Posted in Books, Literary/Artistic Criticism, Monographs, Religion, United States, Women on 2016-05-21 23:06Z by Steven

Dreaming Black/Writing White: The Hagar Myth in American Cultural History

University Press of Kentucky
1999-12-16
224 pages
6 x 9 photos
Cloth ISBN: 978-0-8131-2143-7

Janet Gabler-Hover, Professor of English
Georgia State University

Winner of the SAMLA 2001 Book Award

Hagar, the Old Testament Egyptian heroine who bore Abraham’s son at the behest of Sarah, was traditionally regarded as an African. Yet the literature and paintings of the nineteenth century depicted Hagar as white. During this period, she became a popular subject for writers and artists, with at least thirteen novels published between 1850 and 1913 taking Hagar as their theme.
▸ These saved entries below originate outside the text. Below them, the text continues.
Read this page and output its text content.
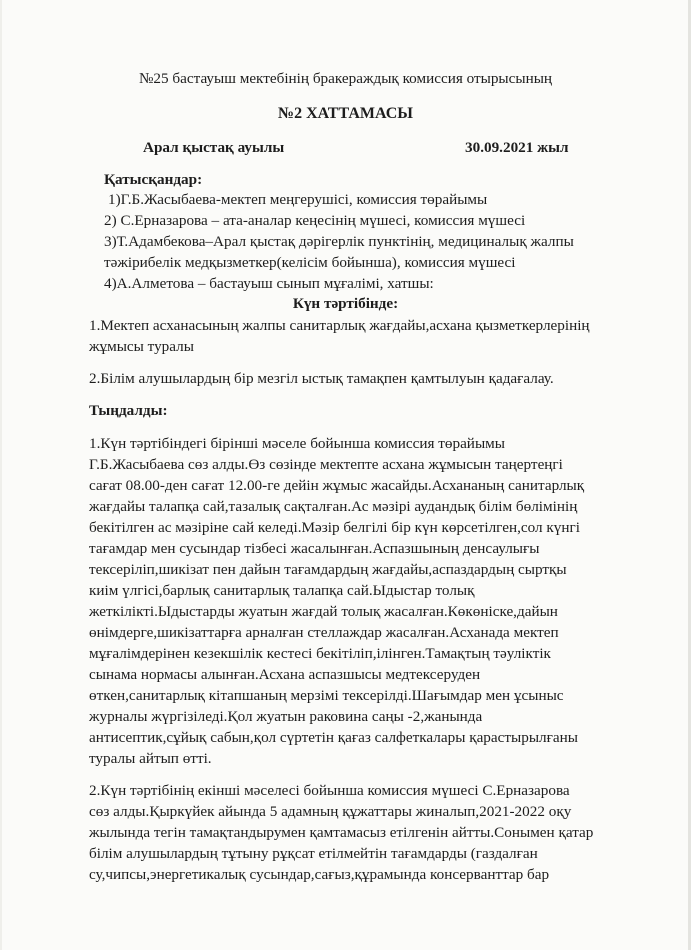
№25 бастауыш мектебінің бракераждық комиссия отырысының
№2 ХАТТАМАСЫ
Арал қыстақ ауылы	30.09.2021 жыл
Қатысқандар:
1)Г.Б.Жасыбаева-мектеп меңгерушісі, комиссия төрайымы
2) С.Ерназарова – ата-аналар кеңесінің мүшесі, комиссия мүшесі
3)Т.Адамбекова–Арал қыстақ дәрігерлік пунктінің, медициналық жалпы
тәжірибелік медқызметкер(келісім бойынша), комиссия мүшесі
4)А.Алметова – бастауыш сынып мұғалімі, хатшы:
Күн тәртібінде:
1.Мектеп асханасының жалпы санитарлық жағдайы,асхана қызметкерлерінің
жұмысы туралы
2.Білім алушылардың бір мезгіл ыстық тамақпен қамтылуын қадағалау.
Тыңдалды:
1.Күн тәртібіндегі бірінші мәселе бойынша комиссия төрайымы
Г.Б.Жасыбаева сөз алды.Өз сөзінде мектепте асхана жұмысын таңертеңгі
сағат 08.00-ден сағат 12.00-ге дейін жұмыс жасайды.Асхананың санитарлық
жағдайы талапқа сай,тазалық сақталған.Ас мәзірі аудандық білім бөлімінің
бекітілген ас мәзіріне сай келеді.Мәзір белгілі бір күн көрсетілген,сол күнгі
тағамдар мен сусындар тізбесі жасалынған.Аспазшының денсаулығы
тексеріліп,шикізат пен дайын тағамдардың жағдайы,аспаздардың сыртқы
киім үлгісі,барлық санитарлық талапқа сай.Ыдыстар толық
жеткілікті.Ыдыстарды жуатын жағдай толық жасалған.Көкөніске,дайын
өнімдерге,шикізаттарға арналған стеллаждар жасалған.Асханада мектеп
мұғалімдерінен кезекшілік кестесі бекітіліп,ілінген.Тамақтың тәуліктік
сынама нормасы алынған.Асхана аспазшысы медтексеруден
өткен,санитарлық кітапшаның мерзімі тексерілді.Шағымдар мен ұсыныс
журналы жүргізіледі.Қол жуатын раковина саңы -2,жанында
антисептик,сұйық сабын,қол сүртетін қағаз салфеткалары қарастырылғаны
туралы айтып өтті.
2.Күн тәртібінің екінші мәселесі бойынша комиссия мүшесі С.Ерназарова
сөз алды.Қыркүйек айында 5 адамның құжаттары жиналып,2021-2022 оқу
жылында тегін тамақтандырумен қамтамасыз етілгенін айтты.Сонымен қатар
білім алушылардың тұтыну рұқсат етілмейтін тағамдарды (газдалған
су,чипсы,энергетикалық сусындар,сағыз,құрамында консерванттар бар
Dreaming Black/Writing White examines how, for white feminists, Hagar became a liberating symbol to empower their own rebellion against patriarchal restrictions. Hagar’s understood blackness allowed her to represent a combination of sexual passion and artistic creativity that empowered women in the process of taking on male roles of economic power in American society. Because of Hagar’s ethnic complexity, she stands as an ironically positive figure at the center of several southern proslavery women’s novels such as The Deserted Wife, Hagar the Martyr, and The Modern Hagar. Through the persona of Hagar, women novelists felt free to create heroines whose suggestive blackness allowed readers to imagine themselves in rebellion against a restrictive patriarchy, but whose recoverable whiteness provided a safety hatch through which blackness could be disavowed. By exploring these complex and often contradictory depictions, Janet Gabler-Hover contends that the figure of Hagar is central to the canonized romance of nineteenth-century New England literature. The book also affirms Toni Morrison’s claim that blackness—indeed black womanness—lies at the heart of the white literary imagination in America.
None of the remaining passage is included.